Now does this mean that every encounter has to be meaningful and important? Absolutely not. But as Brown points out, small talk is not trivial. It puts people at ease, opens professional doors, forges alliances, sparks new ideas, and deepens relationships. Once we learn how to start a conversation, Brown shows us how to use body language, strategic questions, listening, and conversational prompts to get the other person talking, sharing, and trusting. If you know how to earn trust, you can guide the relationship where you want it to go, whether it’s to get a prospective client to buy your product, or convince your teenager to change his behavior.

There are wonderful tips for giving and taking criticism — as well as compliments. Brown also offers insights on the difference between extroverts and introverts — and what these personality types can learn about each other. And he presents the most common conversational pitfalls to avoid — many of which struck a painfully familiar note.

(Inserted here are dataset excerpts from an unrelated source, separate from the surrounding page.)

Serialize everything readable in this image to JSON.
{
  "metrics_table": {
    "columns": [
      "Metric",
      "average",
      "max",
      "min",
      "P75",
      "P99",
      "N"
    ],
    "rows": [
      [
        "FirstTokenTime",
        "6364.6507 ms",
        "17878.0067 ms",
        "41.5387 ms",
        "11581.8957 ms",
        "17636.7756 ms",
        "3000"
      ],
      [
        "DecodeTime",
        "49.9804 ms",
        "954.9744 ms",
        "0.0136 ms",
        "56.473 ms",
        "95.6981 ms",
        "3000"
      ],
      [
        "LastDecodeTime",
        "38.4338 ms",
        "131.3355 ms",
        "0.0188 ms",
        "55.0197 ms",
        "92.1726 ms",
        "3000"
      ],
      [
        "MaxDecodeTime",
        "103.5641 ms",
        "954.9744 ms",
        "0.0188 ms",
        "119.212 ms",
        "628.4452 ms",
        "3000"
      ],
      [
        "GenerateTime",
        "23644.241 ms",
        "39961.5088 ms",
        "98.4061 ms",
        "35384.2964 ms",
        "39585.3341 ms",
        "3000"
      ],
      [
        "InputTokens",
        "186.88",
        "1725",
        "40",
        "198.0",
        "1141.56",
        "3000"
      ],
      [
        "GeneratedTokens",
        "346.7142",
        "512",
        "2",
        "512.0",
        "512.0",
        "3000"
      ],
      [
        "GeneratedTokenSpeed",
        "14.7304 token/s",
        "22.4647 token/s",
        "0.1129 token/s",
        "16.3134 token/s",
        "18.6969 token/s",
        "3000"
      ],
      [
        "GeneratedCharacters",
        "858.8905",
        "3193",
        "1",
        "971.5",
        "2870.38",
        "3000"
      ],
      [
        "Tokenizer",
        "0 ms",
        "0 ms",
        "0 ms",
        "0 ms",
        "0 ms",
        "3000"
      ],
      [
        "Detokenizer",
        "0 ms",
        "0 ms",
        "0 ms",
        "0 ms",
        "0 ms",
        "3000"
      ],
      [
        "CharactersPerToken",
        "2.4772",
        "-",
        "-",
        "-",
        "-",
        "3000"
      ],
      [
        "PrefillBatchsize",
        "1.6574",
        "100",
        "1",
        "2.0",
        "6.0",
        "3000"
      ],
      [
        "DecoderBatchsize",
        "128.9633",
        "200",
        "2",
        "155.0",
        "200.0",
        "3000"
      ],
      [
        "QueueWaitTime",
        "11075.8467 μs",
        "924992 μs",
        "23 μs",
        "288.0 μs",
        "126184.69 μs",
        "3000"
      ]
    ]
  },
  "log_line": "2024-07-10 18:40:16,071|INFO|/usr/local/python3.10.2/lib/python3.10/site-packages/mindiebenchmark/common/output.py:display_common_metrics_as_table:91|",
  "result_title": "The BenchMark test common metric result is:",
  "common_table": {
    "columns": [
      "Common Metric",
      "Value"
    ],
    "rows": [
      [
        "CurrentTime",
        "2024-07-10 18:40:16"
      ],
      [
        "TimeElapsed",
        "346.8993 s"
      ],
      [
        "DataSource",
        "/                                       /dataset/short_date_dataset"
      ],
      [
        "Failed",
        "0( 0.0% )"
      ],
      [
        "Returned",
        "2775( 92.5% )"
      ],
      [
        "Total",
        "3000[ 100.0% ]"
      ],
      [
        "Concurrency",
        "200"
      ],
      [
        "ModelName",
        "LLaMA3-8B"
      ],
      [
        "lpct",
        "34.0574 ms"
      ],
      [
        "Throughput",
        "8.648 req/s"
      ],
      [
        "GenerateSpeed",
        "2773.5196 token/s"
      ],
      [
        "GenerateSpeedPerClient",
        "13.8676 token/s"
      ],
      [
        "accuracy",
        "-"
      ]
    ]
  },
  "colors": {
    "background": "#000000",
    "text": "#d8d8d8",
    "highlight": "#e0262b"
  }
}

Brown has a fresh way of singling out small physical gestures — such as the smile, the lean-in, the “look,” or the handshake — and examining their impact, import, and meaning. Then he gives us practical ways to use these as tools for more effective relationship building.

Marvin Brown made a name for himself as a legendary salesman in the financial services industry. On the heels of that success, he spent years as an executive-level sales manager until becoming a leading sales trainer. He’s personally trained thousands of men and women in the art of selling themselves through great communication, and now he’s teaching workshops and seminars to people nationwide.

His book, a culmination of everything he has learned and practiced through decades of sales, management, and training relationships, is delightfully to-the-point, pithy, and practical. This gem should be required reading for anyone in business, because it has so many useful tips for communicating well in any type of circumstance. But it’s not strictly a business book. Brown includes sections devoted to technology etiquette, party going, and even dating. Everyone who reads book will experience a few aha moments and walk away with a handful of new communication strategies to try out.

About Patricia Gale

Patricia Gale has written and ghostwritten hundreds of blogs and articles that have appeared on sites such as Psychology Today, Forbes, and Huffington Post, and in countless national newspapers and magazines. Her "beat" is health, business, career, self-help, parenting, and relationships.